As a long-standing attorney general in the coalition government, which was ousted from office in last month’s election, Mr Brandis had ministerial responsibility for domestic national security policy. He oversaw the intelligence agency Asio and served on the Parliamentary Joint Committee on Intelligence and Security.
Perceived threats to Australia’s security, particularly from China, have escalated since Mr Brandis left politics in 2018 to become Australia’s top diplomat in the UK. But he said national security issues were no more challenging than they had been during his time as attorney-general, when the terrorist threat environment had been “elevated by Asio”.
“It’s always hard,” said Mr Brandis, who takes up his position at ANU’s National Security College on 1 July. “The more serious the threat, the harder it is. But that shouldn’t affect the principles you adopt – to give the agencies the powers they need to keep people safe, while…not forgetting about the importance of keeping those laws as limited as efficacy permits.”
Mr Brandis declined to comment on whether that balance had been struck in the current security rules pertaining to universities. “I’ve been away for four years, and I don’t have a detailed knowledge of where the regulatory framework sits right now.” But he said protection of intellectual property was a straightforward “enforcement issue”, particularly in cases where research had been published.
“It’s essentially a question of how to apply the existing acts of parliament, like the Copyright Act. And if something is in the public domain…issues of theft don’t arise.”

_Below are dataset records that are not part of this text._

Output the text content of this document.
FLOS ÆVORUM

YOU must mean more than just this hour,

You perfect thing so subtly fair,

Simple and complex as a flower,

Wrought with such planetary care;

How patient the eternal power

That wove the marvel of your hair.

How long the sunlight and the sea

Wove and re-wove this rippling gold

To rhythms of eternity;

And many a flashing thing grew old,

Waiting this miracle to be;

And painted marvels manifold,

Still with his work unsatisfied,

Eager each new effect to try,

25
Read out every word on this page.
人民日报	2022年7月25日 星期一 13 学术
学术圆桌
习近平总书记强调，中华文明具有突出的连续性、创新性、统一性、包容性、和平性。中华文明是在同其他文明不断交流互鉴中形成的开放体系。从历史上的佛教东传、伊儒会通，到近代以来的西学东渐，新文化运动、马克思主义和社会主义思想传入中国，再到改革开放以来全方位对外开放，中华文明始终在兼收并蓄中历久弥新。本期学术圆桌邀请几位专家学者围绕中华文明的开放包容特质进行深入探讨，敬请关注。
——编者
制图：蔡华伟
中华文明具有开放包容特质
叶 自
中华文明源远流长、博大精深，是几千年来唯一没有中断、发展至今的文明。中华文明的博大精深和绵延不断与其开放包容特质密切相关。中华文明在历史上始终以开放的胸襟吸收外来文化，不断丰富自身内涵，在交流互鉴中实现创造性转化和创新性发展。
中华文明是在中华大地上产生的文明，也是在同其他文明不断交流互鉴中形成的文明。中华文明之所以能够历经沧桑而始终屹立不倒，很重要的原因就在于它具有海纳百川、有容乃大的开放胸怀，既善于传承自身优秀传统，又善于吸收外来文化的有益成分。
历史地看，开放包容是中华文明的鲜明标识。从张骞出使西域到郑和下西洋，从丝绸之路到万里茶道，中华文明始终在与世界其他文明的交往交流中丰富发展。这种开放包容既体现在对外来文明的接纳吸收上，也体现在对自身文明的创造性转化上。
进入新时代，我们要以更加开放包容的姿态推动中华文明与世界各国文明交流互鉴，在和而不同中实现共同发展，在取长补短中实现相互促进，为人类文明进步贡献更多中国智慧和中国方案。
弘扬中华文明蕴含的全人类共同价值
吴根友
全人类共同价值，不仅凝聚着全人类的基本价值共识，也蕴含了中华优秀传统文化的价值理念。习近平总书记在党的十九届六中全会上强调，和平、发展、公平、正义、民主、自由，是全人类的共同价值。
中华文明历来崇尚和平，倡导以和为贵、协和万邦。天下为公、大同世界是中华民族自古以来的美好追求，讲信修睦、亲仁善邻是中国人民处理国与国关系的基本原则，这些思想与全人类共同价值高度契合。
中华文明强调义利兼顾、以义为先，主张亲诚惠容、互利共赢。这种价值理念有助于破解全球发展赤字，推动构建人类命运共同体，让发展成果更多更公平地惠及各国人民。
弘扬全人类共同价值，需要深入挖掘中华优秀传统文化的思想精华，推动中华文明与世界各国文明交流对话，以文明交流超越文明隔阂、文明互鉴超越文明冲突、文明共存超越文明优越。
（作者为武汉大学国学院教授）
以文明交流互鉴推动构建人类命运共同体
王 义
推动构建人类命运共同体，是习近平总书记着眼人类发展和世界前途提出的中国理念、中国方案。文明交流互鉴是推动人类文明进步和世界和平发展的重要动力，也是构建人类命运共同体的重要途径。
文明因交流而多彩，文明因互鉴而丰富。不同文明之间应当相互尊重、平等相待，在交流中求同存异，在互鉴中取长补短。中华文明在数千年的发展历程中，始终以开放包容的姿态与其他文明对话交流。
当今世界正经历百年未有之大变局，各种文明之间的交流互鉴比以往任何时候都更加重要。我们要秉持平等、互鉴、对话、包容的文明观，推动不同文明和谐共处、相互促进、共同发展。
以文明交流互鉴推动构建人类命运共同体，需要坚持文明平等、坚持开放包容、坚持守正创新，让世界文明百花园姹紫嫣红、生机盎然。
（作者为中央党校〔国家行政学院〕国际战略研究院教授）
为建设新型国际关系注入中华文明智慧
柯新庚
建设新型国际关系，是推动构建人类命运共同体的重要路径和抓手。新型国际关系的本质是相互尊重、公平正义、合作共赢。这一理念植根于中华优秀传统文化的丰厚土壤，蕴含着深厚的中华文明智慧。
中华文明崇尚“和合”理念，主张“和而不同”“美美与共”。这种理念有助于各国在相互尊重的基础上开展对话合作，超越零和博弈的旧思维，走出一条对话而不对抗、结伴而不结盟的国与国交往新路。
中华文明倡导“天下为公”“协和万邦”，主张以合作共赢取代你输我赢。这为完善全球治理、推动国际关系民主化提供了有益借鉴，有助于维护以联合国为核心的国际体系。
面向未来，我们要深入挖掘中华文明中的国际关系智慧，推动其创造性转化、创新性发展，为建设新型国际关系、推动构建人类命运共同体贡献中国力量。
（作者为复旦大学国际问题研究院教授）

But the risk of “dual use” – where research undertaken with benign intentions was harnessed for nefarious purposes – was a “more complicated” question. “When I was drafting [Australia’s] foreign interference laws, I found their impact on universities potentially to be one of the most difficult areas,” Mr Brandis said.
“Universities, particularly great universities, depend on international collaborative partnerships and sharing research findings, sometimes in quite sensitive areas. We can’t tie the hands of universities in their international collaborations. But…there are some universities in some other countries…whose use of that collaboration may be inimical to Australia’s interests.”
While declining to say whether he was “comfortable” with universities’ management of this dilemma, Mr Brandis endorsed their approach of developing a code in consultation with Australian government agencies.
“Governments and universities have made a very conscientious attempt to mitigate risk. That’s not a fail-safe position. But the problem some years ago was indifference to – or even ignorance of – risk. I think that is gone. There’s not indifference to, and certainly not ignorance of, risk. There has been a front-of-mind attempt to address and mitigate it, which is a good thing.”